New Delhi, August 23: The Securities and Exchanges Board of India (Sebi) will have to satisfy itself on many counts under the definition of `persons acting in concert' in deciding whether BV Raju's transfer of investment in Shri Vishnu Cements violated the takeover code, according to legal experts.Sebi, which resumes hearing in the case on September 1, is likely to make a detailed examination of the various aspects to establish whether the deal had triggered off the takeover code.
``If a person, acting on his own, or along with persons acting in concert, either acquires, or agrees to acquire more than 10 per cent of the share capital of a listed company, then a public offer will have to be made.
Sebi's takeover regulations with regard to public offering and announcement may have been triggered off here in case it is established that Raju and the directors of these nine companies acted in concert,'' says Virender Ganda, vice-president of the Institute of Company Secretaries of India (ICAI).
Under the definition of `persons acting in concert' as spelt in the Takeover Code, there are several criteria which need to be fulfilled, he points out. Raju has maintained that the nine investment companies did not fall under the category of `persons acting in concert' when the transfer was effected.The Code defines `persons acting in concert' as those ``who for a common objective or purpose of substantial acquisition of shares or voting rights or gaining control over the target company, pursuant to an agreement or understanding, directly or indirectly cooperate by acquiring or agreeing to acquire shares or voting rights in the target company or control over the target company''.
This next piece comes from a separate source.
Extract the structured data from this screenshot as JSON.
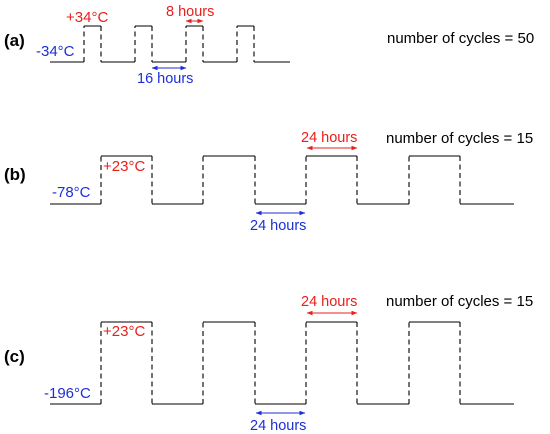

Under this category, it identifies a company, its holding company or subsidiary or company under the same management; a company with any of its directors, or any person entrusted with the management of the funds of the company; directors of such companies and their associates; mutual fund with sponsor or trustee or asset management company; foreign institutional investors with sub-account(s); merchant bankers with their clients as acquirer; portfolio managers with their clients as acquirers; venture capital funds with sponsors and banks with financial advisers and stockbrokers of the acquirer.
Experts presume that Raju must have taken the obvious precautions like ensuring that the nine companies do not have common directors and shareholders. Under Section 372 of the Companies Act, companies under the same management can not acquire more than 30 per cent of another public company without prior approval of the central government.
It is now up to Sebi to make detailed technical investigation with regard to the ownership and source of funds of the nine companies to find out whether the Takeover Code was contravened or not. However, the lack of transparency and the hurried manner in which Raju transferred the shares may weaken his case, according to a former senior official of the Delhi Stock Exchange.``Another important factor to be kept in mind is whether the board of Raasi Cement had approved the deal or not. Besides, they will also need to look into when the nine companies were incorporated,'' says Ganda.
Also, there is a lacuna in the Companies Act, particularly in Sections 372 and 292, experts say. Acquisition of shares by way of inter-corporate investment requires prior approval from shareholders and the central government in some cases. In contrast, no restriction is placed whatsoever on the board of directors for selling the investment thereby meaning that Raasi directors (prior to its merger with India Cements) may not have have violated the Companies Act by transferring the shares to the investment companies.